Houli awarded OAM

Bachar Houli during his playing days with the Tigers. (AAP Image/Scott Barbour)

Gerald Lynch

Being recognised this King’s Birthday with a Medal of the Order of Australia (OAM), is Altona North’s Bachar Houli, a now renowned figure in AFL history.

He had been awarded the honour for service to Australian rules football, multiculturalism, and the Islamic community.

Houli, who has a Lebanese background, was born in Australia and grew up in Melbourne’s west, in Altona North and Tarneit.

He attended high school at Al-Taqwa College in Truganina, and played his junior football with Spotswood, before being called up to play for the Western Jets.

Houli’s career is an extremely decorated one, with 232 career games, three premierships, and an all-Australian jacket. However, his career started in a difficult manner.

After four seasons with Essendon where he played just 26 matches, Houli decided to find a new home, and never looked back.

“Essendon is a great football club and Kevin Sheedy was such a great leader, but unfortunately after he left, the environment wasn’t working for me on the field and it was an opportunity for change,” he said.

“The Richmond coaches and leaders created a culture that encouraged connection and storytelling that enabled me to grow on and off the field and allowed me to get the best out of myself.”

When looking back at his long career, it was the off-field side that he held most dearly.

“There are many great memories, but you can’t go past the relationships you develop being part of a team and the lifelong friendships,” he said.

“Winning the first premiership in 2017 was also pretty special because it meant so much not only to me but the whole community.”

Community is a word that describes Houli best.

He was awarded the Jim Stynes Community Leadership Award in 2020, and the AFL’s Yiooken Award in 2019.

Further, he has been awarded a Victorian Multicultural Commission Award, and an Award for Muslim and non-Muslim Understanding by the Australia Day Council.

Although he will always be hailed as a triple premiership hero at the Tigers, his legacy will stem far deeper, with his work with the Bachar Houli Foundation (BHF) supporting more than 35,000 people to date.

“I hope I can be remembered as someone authentic who role modelled his Islamic values on and off the field and played a small role in giving minority communities a sense of belonging,” he said.

Houli said it was in 2011 when he felt the Muslim community was underrepresented across the AFL, and young Muslims in Australia lacked sporting role models, leading him to develop the BHF.

Established in 2012, the BHF is a not-for-profit organisation that aims to develop young leaders within the Muslim community.

“It was a challenging time for the community and I wanted to provide opportunities and pathways for our young people through sport,” he said.

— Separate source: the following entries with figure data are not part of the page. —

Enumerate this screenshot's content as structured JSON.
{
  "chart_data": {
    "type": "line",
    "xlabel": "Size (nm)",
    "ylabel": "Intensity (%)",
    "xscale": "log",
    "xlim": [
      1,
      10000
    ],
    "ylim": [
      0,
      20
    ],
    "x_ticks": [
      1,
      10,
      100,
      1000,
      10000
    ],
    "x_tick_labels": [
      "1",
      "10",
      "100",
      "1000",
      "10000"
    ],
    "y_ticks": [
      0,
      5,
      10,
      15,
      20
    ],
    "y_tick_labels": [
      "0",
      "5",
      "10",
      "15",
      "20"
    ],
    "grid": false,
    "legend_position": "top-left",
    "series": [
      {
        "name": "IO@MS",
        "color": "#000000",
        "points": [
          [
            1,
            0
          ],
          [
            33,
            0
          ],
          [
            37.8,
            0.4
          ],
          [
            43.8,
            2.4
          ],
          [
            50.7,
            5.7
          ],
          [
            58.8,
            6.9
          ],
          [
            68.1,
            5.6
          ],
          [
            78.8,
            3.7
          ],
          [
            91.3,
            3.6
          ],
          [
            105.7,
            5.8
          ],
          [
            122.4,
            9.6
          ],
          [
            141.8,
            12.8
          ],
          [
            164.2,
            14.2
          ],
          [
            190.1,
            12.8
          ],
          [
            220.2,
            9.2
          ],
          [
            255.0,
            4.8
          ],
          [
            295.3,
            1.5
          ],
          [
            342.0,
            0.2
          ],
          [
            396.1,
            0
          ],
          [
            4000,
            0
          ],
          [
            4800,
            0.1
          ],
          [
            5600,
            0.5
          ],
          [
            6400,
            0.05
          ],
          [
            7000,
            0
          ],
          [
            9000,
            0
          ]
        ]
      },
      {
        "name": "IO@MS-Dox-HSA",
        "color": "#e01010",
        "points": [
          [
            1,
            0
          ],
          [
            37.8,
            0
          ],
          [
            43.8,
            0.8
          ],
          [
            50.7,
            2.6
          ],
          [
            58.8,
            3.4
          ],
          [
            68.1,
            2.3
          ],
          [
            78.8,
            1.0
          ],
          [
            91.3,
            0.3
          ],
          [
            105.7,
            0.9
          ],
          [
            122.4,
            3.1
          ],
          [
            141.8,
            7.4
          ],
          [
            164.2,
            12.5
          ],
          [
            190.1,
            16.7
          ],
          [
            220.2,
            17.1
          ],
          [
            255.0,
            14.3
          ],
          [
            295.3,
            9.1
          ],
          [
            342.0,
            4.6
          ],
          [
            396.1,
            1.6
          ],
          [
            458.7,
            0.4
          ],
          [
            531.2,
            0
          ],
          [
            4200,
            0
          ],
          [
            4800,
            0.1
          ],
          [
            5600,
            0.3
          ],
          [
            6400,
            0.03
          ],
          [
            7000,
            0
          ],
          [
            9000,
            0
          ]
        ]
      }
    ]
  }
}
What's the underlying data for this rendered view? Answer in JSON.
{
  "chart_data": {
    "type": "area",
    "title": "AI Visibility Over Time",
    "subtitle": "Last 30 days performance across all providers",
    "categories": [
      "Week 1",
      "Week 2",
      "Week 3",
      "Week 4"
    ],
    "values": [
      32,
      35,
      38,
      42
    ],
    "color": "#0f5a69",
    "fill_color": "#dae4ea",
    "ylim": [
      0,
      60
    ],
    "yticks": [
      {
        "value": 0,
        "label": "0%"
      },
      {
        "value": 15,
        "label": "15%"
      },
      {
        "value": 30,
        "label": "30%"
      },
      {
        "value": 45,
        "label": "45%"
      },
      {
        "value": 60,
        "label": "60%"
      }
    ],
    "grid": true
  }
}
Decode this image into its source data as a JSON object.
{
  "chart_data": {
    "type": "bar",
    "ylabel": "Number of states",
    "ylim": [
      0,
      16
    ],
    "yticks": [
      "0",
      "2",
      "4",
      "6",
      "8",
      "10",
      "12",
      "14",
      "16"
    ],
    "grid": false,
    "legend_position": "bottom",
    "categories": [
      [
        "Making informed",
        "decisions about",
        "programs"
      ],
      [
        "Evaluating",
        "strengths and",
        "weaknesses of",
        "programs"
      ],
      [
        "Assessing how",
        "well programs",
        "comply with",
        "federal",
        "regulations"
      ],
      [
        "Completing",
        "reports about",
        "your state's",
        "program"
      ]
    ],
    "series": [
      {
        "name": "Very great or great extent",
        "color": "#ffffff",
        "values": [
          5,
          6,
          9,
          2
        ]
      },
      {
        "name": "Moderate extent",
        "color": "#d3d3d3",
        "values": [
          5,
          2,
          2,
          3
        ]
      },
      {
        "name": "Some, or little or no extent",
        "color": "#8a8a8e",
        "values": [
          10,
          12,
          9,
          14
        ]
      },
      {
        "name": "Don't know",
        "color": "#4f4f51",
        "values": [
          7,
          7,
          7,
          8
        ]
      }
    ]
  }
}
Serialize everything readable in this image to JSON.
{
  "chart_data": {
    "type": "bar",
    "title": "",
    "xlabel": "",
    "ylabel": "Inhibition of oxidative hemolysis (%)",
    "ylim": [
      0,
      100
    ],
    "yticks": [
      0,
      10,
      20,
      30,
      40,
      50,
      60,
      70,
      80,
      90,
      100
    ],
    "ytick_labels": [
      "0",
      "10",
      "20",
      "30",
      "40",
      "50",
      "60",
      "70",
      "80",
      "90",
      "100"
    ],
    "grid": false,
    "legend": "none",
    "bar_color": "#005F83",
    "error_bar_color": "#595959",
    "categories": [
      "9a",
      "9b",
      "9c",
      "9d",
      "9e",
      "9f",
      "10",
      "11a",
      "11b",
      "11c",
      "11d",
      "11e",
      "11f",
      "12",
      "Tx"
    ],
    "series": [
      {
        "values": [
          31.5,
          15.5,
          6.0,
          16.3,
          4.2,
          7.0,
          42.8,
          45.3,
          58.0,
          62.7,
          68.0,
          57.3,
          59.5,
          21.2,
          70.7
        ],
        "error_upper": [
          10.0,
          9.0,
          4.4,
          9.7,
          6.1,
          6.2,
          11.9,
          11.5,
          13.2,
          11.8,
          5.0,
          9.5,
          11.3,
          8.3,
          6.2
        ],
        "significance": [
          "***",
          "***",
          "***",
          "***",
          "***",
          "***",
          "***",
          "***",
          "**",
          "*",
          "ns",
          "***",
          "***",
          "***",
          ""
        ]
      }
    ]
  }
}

“My faith has always been the driver for me because it’s a big part of our purpose as Muslim to give back and help others. I have always enjoyed helping people and seeing young people grow.

“Ultimately our biggest purpose is to enable young people to be the best versions of themselves by being physically and mentally healthy, great leaders and proud of their identity.”

He currently runs the Islamic College of Sport in Coburg, but an expansion to Melbourne’s west is in the works, and expected to be open from next year.

An information session for students entering year 11 next year is coming up this Thursday, June 13, at the Australian Islamic Centre in Newport, from 6pm to 8pm.